- Makhmudova U, Weingärtner O. Statine: Nebenwirkungen – alternative Therapieoptionen. Kardiologie 2024; 18: 224–236. https://doi.org/10.1007/s12181-024-00669-w
Was genau eine Statinintoleranz überhaupt ist, ist nicht ganz klar. Nach der amerikanischen National Lipid Association (NLA) ist sie definiert als eine oder mehrere unerwünschte Wirkungen, die mit dem Einsatz von Statinen in Zusammenhang stehen und sich durch eine Dosisreduktion oder das Absetzen der Therapie bessern. Unterschieden wird außerdem zwischen partieller Intoleranz, bei der niedrige Statindosen vertragen werden, und kompletter Unverträglichkeit, die keinerlei Statintherapie duldet.
Obwohl Ärzte oft vor das Problem der Statinintoleranz gestellt sind, wird die Inzidenz auf unter 10 Prozent geschätzt. Am häufigsten werden Muskelschmerzen und -schwäche, Steifigkeit und Krämpfe berichtet. Doch nur 1–2 Prozent dieser Symptome gelten als tatsächlich pharmakologisch verursacht, der Rest wird dem sogenannten "Noceboeffekt" zugeschrieben. Das bedeutet, allein die negative Erwartungshaltung und nicht das Medikament selbst führt zu den Beschwerden.
Studien haben gezeigt, dass eine intensive Aufklärung der Patienten über die Wirkweise und den Nutzen der Therapie dazu führt, dass weniger Myopathien auftreten. Offenbar sind Nebenwirkungen deutlich seltener, wenn die Patienten selbst von der Therapie überzeugt sind und sich auf sie einlassen. Entscheidend ist daher ein guter Draht zwischen Arzt und Patient, der auf Vertrauen und Wertschätzung beruht.
Empfohlen wird, vor Beginn einer Statintherapie einmalig den CK(Kreatininkinase)-Wert zu bestimmen. Liegt er über dem Vierfachen des ULN ("upper limit of normal"), sollte von der Behandlung abgesehen werden. Darüber hinaus sind potenzielle Risikofaktoren wie Hypothyreose, muskuloskelettale Erkrankungen, intensiver Sport, Alkohol und Drogen auszuschließen.

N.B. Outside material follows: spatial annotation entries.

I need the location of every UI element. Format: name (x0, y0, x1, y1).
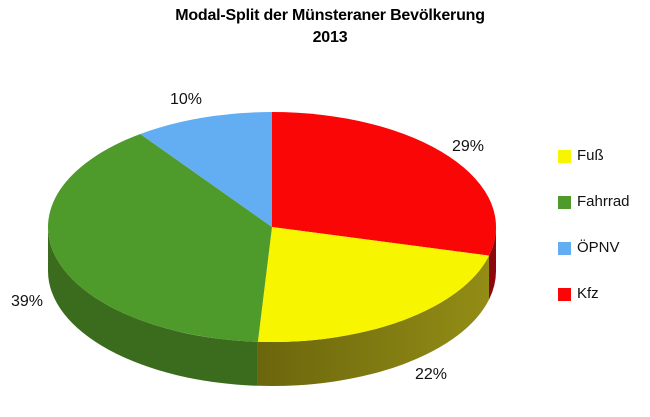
pie-side-fahrrad (47, 227, 258, 386)
pie-slice-oepnv (140, 112, 272, 227)
legend-swatch-icon (558, 195, 571, 209)
slice-label-fuss: 22% (414, 366, 448, 383)
legend-item-kfz: Kfz (558, 286, 630, 302)
legend-item-oepnv: ÖPNV (558, 240, 630, 256)
pie-slice-fuss (257, 227, 489, 343)
pie-side-kfz (489, 227, 497, 300)
chart-title: Modal-Split der Münsteraner Bevölkerung … (5, 5, 650, 49)
legend-swatch-icon (558, 287, 571, 301)
legend-label-oepnv: ÖPNV (577, 239, 620, 256)
slice-label-fahrrad: 39% (10, 293, 44, 310)
legend-swatch-icon (558, 241, 571, 255)
legend-item-fahrrad: Fahrrad (558, 194, 630, 210)
chart-title-line2: 2013 (312, 29, 348, 46)
pie-side-fuss (257, 255, 489, 387)
pie-slice-kfz (272, 112, 497, 256)
legend-swatch-icon (558, 149, 571, 163)
chart-title-line1: Modal-Split der Münsteraner Bevölkerung (175, 7, 485, 24)
slice-label-oepnv: 10% (169, 91, 203, 108)
legend-label-kfz: Kfz (577, 285, 599, 302)
legend-label-fuss: Fuß (577, 147, 604, 164)
pie-slice-fahrrad (47, 134, 272, 342)
legend-item-fuss: Fuß (558, 148, 630, 164)
legend: Fuß Fahrrad ÖPNV Kfz (558, 148, 630, 332)
legend-label-fahrrad: Fahrrad (577, 193, 630, 210)
slice-label-kfz: 29% (451, 138, 485, 155)
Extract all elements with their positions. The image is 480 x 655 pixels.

Liegt tatsächlich eine Statinintoleranz vor, gibt es inzwischen zahlreiche Alternativen mit unterschiedlichen Wirkmechanismen. Dazu gehört etwa Ezetimib, das die intestinale Cholesterinaufnahme blockiert. Es wird oft zusätzlich zu Statinen verabreicht, kann jedoch auch als Monotherapie eine LDL-Senkung um die 20 Prozent erzielen. Ein zusätzlicher Vorteil: Ezetimib wird nicht über Cytochrom-P450 metabolisiert und interagiert damit kaum mit anderen Medikamenten.
Eine weitere Therapieoption ist Bempedoinsäure. Es hemmt den gleichen Stoffwechselweg wie die Statine und reduziert damit ebenfalls die Cholesterinsynthese. In einer Studie brachte es eine Senkung des LDLs um ca. 18 Prozent, allerdings auch hier wieder mit einer erheblichen Variabilität.
Neu in der Pipeline und zum Teil noch in klinischer Entwicklung sind Hemmstoffe von PCSK9 (Proprotein convertase subtilisin/kexin type 9) und ANGPTL3 (Angiopoietin-like 3). Erste Daten zur Reduktion von LDL sind vielversprechend, der prognostische Nutzen wird derzeit noch geprüft.
Eine echte Statinintoleranz ist selten, meist geht eine vermeintliche Unverträglichkeit auf den Noceboeffekt zurück. Entscheidend für die Verträglichkeit der lipidsenkenden Therapie ist daher die Überzeugungsarbeit des Arztes. Wenn er seine Patienten für die Behandlung gewinnen kann, ist die Wahrscheinlichkeit hoch, dass sie vertragen wird. Ansonsten stehen mittlerweile gute Alternativen zur altbewährten Statintherapie zur Verfügung.